The man at the center of the allegations is Sergei Roldugin, said to be one of Putin’s oldest friends. Roldugin is a successful cellist who became close to Putin in the late 1970s when the future president was still a low-level KGB officer in St. Petersburg. Roldugin is godfather to Putin’s eldest daughter and by his own account introduced the Russian leader to his now ex-wife, Lyudmila Putina. He has been described by a number of Russian biographers as one of Putin's best friends.
According to the ICIJ, the leaked documents revealed off-shore companies in Panama and the British Virgin Islands registered under Roldugin’s name. The ICIJ interviewed experts who said the documents show some of these companies were involved in suspicious transactions with companies owned by other Putin friends and appear to resemble classic money laundering and fraud techniques.

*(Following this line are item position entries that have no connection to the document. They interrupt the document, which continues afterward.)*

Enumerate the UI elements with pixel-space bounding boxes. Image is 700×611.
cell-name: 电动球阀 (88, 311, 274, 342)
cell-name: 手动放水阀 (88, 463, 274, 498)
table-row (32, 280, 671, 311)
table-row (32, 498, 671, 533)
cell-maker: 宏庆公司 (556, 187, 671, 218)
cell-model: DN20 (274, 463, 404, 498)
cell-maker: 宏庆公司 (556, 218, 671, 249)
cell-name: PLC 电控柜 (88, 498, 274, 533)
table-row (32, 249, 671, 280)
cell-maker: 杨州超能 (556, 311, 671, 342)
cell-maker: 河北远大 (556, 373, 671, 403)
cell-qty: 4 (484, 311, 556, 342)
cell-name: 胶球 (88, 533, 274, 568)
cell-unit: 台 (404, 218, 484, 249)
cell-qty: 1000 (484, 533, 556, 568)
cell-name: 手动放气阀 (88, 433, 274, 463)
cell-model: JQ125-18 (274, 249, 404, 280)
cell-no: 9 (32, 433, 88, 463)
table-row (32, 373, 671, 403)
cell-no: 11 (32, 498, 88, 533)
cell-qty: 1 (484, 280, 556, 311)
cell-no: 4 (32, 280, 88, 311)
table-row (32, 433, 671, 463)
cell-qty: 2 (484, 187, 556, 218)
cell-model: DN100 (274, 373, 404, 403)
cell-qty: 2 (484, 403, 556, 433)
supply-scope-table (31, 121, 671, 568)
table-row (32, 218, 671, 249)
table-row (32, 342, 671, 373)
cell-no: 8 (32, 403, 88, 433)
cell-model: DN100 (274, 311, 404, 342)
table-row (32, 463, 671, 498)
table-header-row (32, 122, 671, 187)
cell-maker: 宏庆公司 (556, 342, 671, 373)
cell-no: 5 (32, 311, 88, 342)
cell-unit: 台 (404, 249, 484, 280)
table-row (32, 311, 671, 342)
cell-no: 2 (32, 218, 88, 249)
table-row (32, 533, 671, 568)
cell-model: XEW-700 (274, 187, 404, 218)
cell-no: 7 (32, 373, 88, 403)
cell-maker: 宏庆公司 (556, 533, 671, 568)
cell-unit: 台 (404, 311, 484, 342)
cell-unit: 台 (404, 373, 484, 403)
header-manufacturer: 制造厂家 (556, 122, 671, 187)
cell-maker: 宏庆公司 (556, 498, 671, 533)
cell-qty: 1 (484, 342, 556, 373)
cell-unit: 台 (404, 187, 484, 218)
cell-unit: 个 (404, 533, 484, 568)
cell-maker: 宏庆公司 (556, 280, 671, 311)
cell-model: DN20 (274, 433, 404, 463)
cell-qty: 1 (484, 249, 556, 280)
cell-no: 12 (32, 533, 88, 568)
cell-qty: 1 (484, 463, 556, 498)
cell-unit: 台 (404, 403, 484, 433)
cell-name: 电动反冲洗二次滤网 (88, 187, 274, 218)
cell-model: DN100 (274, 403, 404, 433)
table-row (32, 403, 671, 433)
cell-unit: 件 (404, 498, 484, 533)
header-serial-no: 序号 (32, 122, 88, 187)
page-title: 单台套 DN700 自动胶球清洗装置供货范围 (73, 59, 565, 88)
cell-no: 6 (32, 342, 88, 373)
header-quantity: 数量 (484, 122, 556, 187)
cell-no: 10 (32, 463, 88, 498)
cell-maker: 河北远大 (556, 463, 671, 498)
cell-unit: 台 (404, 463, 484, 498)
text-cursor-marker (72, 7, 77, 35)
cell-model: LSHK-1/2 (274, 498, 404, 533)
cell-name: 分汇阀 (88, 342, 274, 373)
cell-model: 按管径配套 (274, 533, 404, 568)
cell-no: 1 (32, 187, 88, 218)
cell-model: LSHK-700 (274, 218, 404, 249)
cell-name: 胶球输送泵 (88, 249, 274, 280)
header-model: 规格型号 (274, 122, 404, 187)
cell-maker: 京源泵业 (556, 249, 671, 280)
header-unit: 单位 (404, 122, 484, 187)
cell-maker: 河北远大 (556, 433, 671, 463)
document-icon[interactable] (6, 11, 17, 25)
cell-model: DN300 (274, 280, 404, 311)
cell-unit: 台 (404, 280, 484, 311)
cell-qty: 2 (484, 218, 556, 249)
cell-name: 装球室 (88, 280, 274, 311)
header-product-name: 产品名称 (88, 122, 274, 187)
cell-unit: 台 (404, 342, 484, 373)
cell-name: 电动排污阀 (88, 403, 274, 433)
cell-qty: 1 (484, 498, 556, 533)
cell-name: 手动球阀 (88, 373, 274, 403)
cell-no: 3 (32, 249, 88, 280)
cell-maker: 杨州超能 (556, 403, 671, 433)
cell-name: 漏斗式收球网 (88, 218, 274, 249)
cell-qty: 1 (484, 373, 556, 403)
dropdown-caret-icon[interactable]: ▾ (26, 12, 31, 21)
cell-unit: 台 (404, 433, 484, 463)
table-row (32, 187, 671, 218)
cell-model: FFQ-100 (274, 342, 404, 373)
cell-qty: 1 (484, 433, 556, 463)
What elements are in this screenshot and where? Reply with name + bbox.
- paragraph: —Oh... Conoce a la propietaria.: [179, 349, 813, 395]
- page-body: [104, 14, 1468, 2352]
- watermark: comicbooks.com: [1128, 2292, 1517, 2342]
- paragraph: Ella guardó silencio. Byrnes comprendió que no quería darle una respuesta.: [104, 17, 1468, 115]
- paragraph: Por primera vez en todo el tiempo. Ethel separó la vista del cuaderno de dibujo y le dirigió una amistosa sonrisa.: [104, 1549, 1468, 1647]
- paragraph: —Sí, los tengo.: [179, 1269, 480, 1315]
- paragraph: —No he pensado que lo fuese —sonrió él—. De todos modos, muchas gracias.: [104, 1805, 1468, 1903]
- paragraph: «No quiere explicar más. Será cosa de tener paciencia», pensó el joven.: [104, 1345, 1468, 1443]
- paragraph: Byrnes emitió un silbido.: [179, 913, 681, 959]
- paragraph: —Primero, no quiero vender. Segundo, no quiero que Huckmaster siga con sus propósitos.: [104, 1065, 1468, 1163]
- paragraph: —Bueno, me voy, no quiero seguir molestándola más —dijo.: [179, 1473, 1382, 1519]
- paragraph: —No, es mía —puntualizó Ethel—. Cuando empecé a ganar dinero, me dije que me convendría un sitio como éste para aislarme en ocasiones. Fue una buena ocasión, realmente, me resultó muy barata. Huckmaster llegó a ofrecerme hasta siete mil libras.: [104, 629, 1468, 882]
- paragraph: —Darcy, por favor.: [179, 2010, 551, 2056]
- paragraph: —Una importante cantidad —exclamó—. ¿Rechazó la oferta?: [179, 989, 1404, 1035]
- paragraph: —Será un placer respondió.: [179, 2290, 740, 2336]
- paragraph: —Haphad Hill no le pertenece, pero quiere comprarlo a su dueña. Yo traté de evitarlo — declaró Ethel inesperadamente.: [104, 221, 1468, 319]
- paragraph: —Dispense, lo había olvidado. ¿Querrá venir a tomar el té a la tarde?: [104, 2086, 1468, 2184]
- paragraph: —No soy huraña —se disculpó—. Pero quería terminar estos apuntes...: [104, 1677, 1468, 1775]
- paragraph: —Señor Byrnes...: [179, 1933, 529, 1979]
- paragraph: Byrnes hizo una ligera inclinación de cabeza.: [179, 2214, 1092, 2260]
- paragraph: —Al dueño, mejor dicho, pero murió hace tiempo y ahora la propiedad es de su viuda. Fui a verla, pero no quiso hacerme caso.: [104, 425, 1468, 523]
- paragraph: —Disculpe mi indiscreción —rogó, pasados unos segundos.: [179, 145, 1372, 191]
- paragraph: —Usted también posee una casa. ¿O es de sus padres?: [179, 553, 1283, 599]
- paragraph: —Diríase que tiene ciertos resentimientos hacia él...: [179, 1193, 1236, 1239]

In some, Russian state banks allegedly offered massive unsecured loans to the companies at absurdly low interest rates; in others alleged fake share deals were made using stakes in state companies.
Many of the alleged schemes involving Roldugin’s companies are connected to Bank Rossiya, a Russian bank that has been described by the U.S. Treasury as the personal bank of Putin’s inner circle, including Putin himself.
According to the ICIJ, some of the money involved in the alleged Roldugin transactions was used to build a ski resort where Putin is believed to have a private lodge. According to Reuters, Putin’s daughter was married in a secret wedding at the resort.
Roldugin told Russian reporters involved in the investigation that he could not talk about the alleged scheme.
“I understand the topic is serious. Do you do business or not? Where’s the money from? Whose are they? I know all this. This is all delicate,” the cellist told reporters from Novaya Gazeta in his dressing room.
Kremlin spokesman Peskov refused to address any of the reports specifically, saying "there was nothing new” in them.